One student who didn’t speak to us nor smile the entire week told our student translator to have my dad and I wait for her until the end of the day because she had a surprise for us. We became a bit worried she wouldn’t make it as our departure time approached. Finally, she rode in on a moped, and then presented us with two handmade sand mosaics: one of a map of Haiti and the other of a heart framed with the words, je t’aime. With tears in her eyes, she said, “Thank you for everything.” 

Dad and I were surprised to hear her voice, but we exchanged smiles and laughs. She then hugged us both and said that she wanted to give us these gifts because we had given her the greatest gift. It seemed like a small action for us to take to clean her teeth, but it allowed her to laugh and smile freely, which meant more than we realized. 

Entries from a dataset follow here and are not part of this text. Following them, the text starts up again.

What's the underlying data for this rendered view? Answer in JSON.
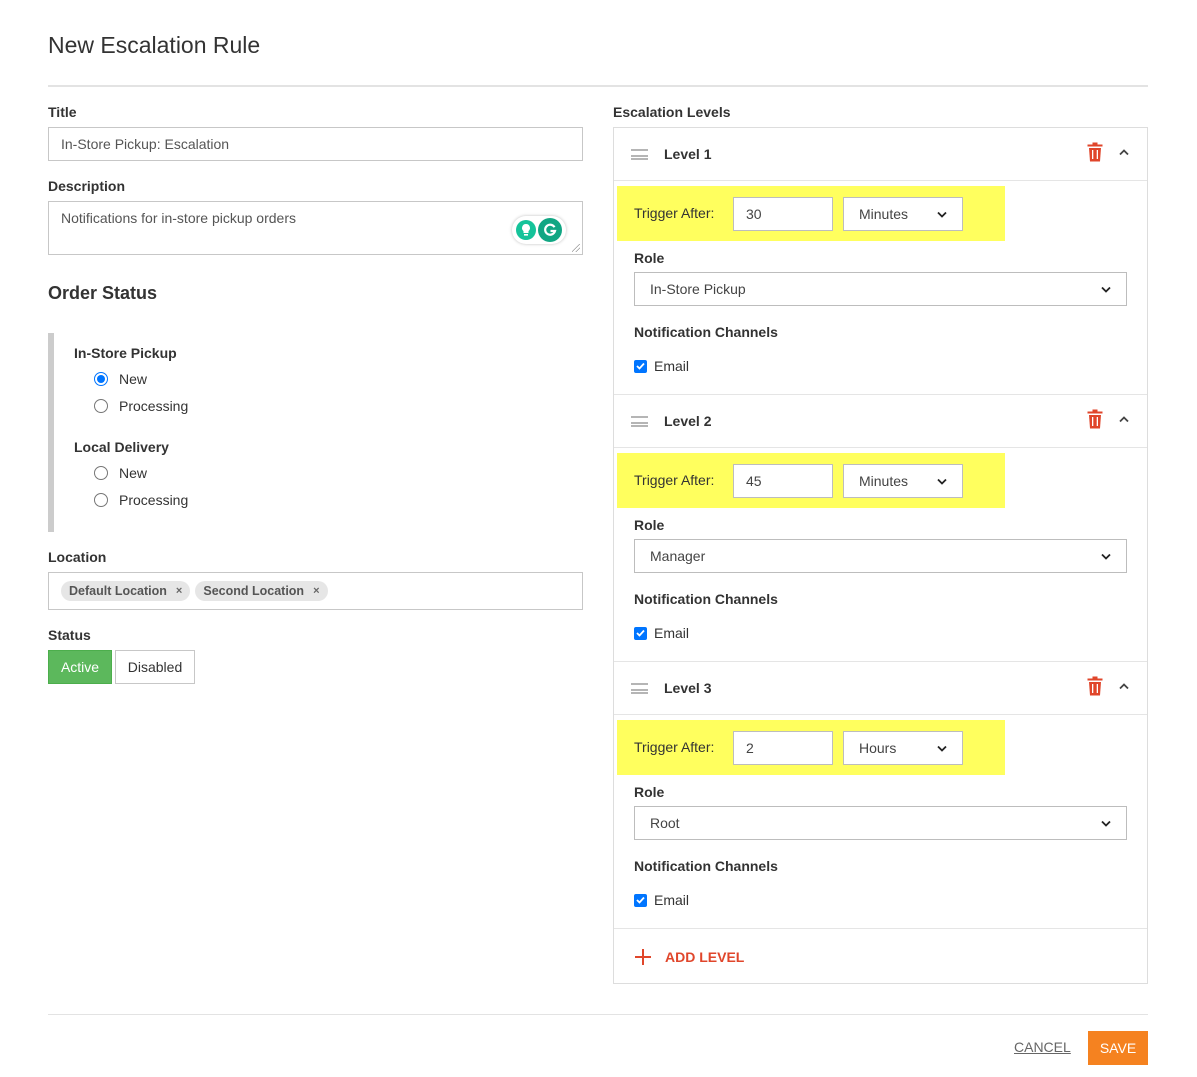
{
  "page": {
    "title": "New Escalation Rule"
  },
  "form": {
    "title_label": "Title",
    "title_value": "In-Store Pickup: Escalation",
    "description_label": "Description",
    "description_value": "Notifications for in-store pickup orders",
    "order_status_title": "Order Status",
    "order_status_groups": [
      {
        "label": "In-Store Pickup",
        "options": [
          {
            "label": "New",
            "checked": true
          },
          {
            "label": "Processing",
            "checked": false
          }
        ]
      },
      {
        "label": "Local Delivery",
        "options": [
          {
            "label": "New",
            "checked": false
          },
          {
            "label": "Processing",
            "checked": false
          }
        ]
      }
    ],
    "location_label": "Location",
    "locations": [
      "Default Location",
      "Second Location"
    ],
    "remove_glyph": "×",
    "status_label": "Status",
    "status_options": [
      "Active",
      "Disabled"
    ],
    "status_selected": "Active"
  },
  "escalation": {
    "section_label": "Escalation Levels",
    "trigger_label": "Trigger After:",
    "role_label": "Role",
    "channels_label": "Notification Channels",
    "levels": [
      {
        "title": "Level 1",
        "trigger_value": "30",
        "trigger_unit": "Minutes",
        "role": "In-Store Pickup",
        "channels": [
          {
            "label": "Email",
            "checked": true
          }
        ]
      },
      {
        "title": "Level 2",
        "trigger_value": "45",
        "trigger_unit": "Minutes",
        "role": "Manager",
        "channels": [
          {
            "label": "Email",
            "checked": true
          }
        ]
      },
      {
        "title": "Level 3",
        "trigger_value": "2",
        "trigger_unit": "Hours",
        "role": "Root",
        "channels": [
          {
            "label": "Email",
            "checked": true
          }
        ]
      }
    ],
    "add_level_label": "ADD LEVEL"
  },
  "footer": {
    "cancel_label": "CANCEL",
    "save_label": "SAVE"
  },
  "colors": {
    "accent_orange": "#f58220",
    "danger_red": "#e0462b",
    "active_green": "#5cb85c",
    "highlight_yellow": "#ffff5e",
    "checkbox_blue": "#0075ff"
  },
  "icons": {
    "drag": "drag-handle-icon",
    "delete": "trash-icon",
    "collapse": "chevron-up-icon",
    "add": "plus-icon",
    "dropdown": "chevron-down-icon",
    "grammarly_bulb": "lightbulb-icon",
    "grammarly_logo": "grammarly-logo-icon"
  }
}
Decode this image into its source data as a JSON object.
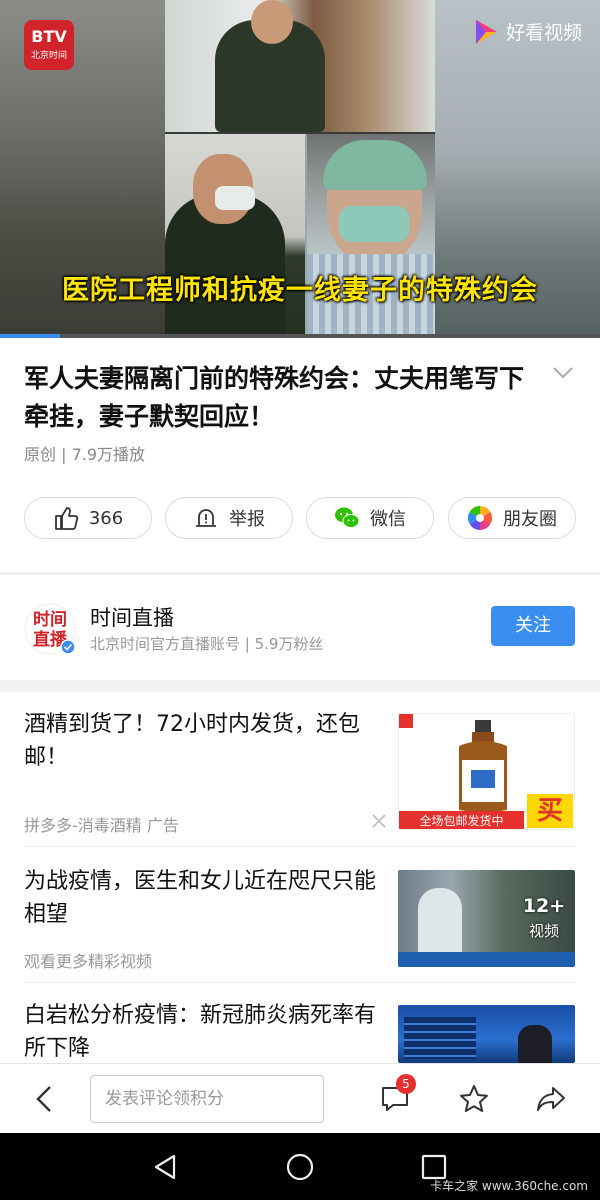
{
  "video": {
    "caption": "医院工程师和抗疫一线妻子的特殊约会",
    "channel_logo_text": "BTV",
    "channel_logo_sub": "北京时间",
    "brand": "好看视频",
    "progress_fraction": 0.1
  },
  "article": {
    "title": "军人夫妻隔离门前的特殊约会：丈夫用笔写下牵挂，妻子默契回应！",
    "meta": "原创 | 7.9万播放"
  },
  "actions": [
    {
      "label": "366",
      "icon": "thumbs-up-icon"
    },
    {
      "label": "举报",
      "icon": "report-icon"
    },
    {
      "label": "微信",
      "icon": "wechat-icon"
    },
    {
      "label": "朋友圈",
      "icon": "moments-icon"
    }
  ],
  "account": {
    "name": "时间直播",
    "avatar_text": "时间直播",
    "description": "北京时间官方直播账号 | 5.9万粉丝",
    "follow_label": "关注"
  },
  "feed": [
    {
      "title": "酒精到货了！72小时内发货，还包邮！",
      "sub": "拼多多-消毒酒精  广告",
      "thumb_banner": "全场包邮发货中",
      "thumb_buy": "买"
    },
    {
      "title": "为战疫情，医生和女儿近在咫尺只能相望",
      "sub": "观看更多精彩视频",
      "thumb_count": "12+",
      "thumb_label": "视频"
    },
    {
      "title": "白岩松分析疫情：新冠肺炎病死率有所下降"
    }
  ],
  "bottombar": {
    "comment_placeholder": "发表评论领积分",
    "comment_badge": "5"
  },
  "watermark": "卡车之家 www.360che.com",
  "colors": {
    "accent": "#3b8ef0",
    "caption_yellow": "#ffe400",
    "btv_red": "#d0232a",
    "badge_red": "#e6302d"
  }
}
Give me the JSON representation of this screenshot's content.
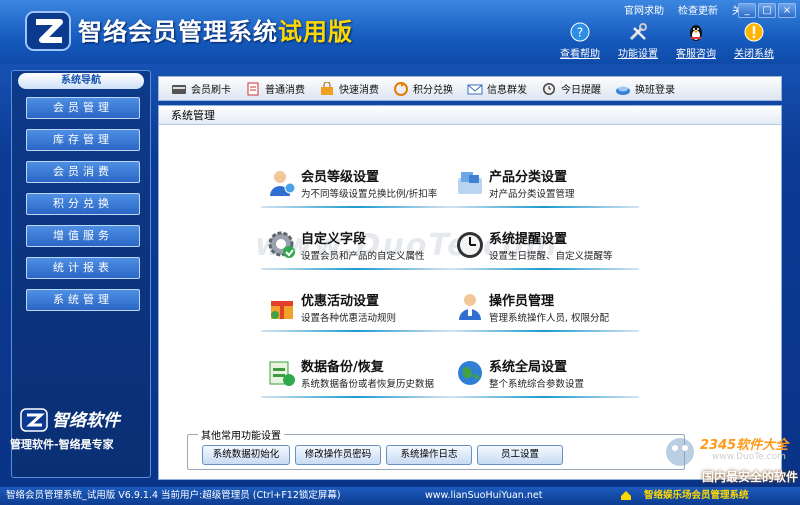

The Haitians we served were living in poverty, but they lived with generosity and gratitude. They touched my life, and inspire me to live with abundance regardless of the possessions or comforts I have. Haiti was a place of material deprivation, yes, but the people there helped me see it as a place filled with love as well. 

On our way back to the U.S., my dad asked me if I was excited to go home. “No,” I said. “I want to go back to Haiti.”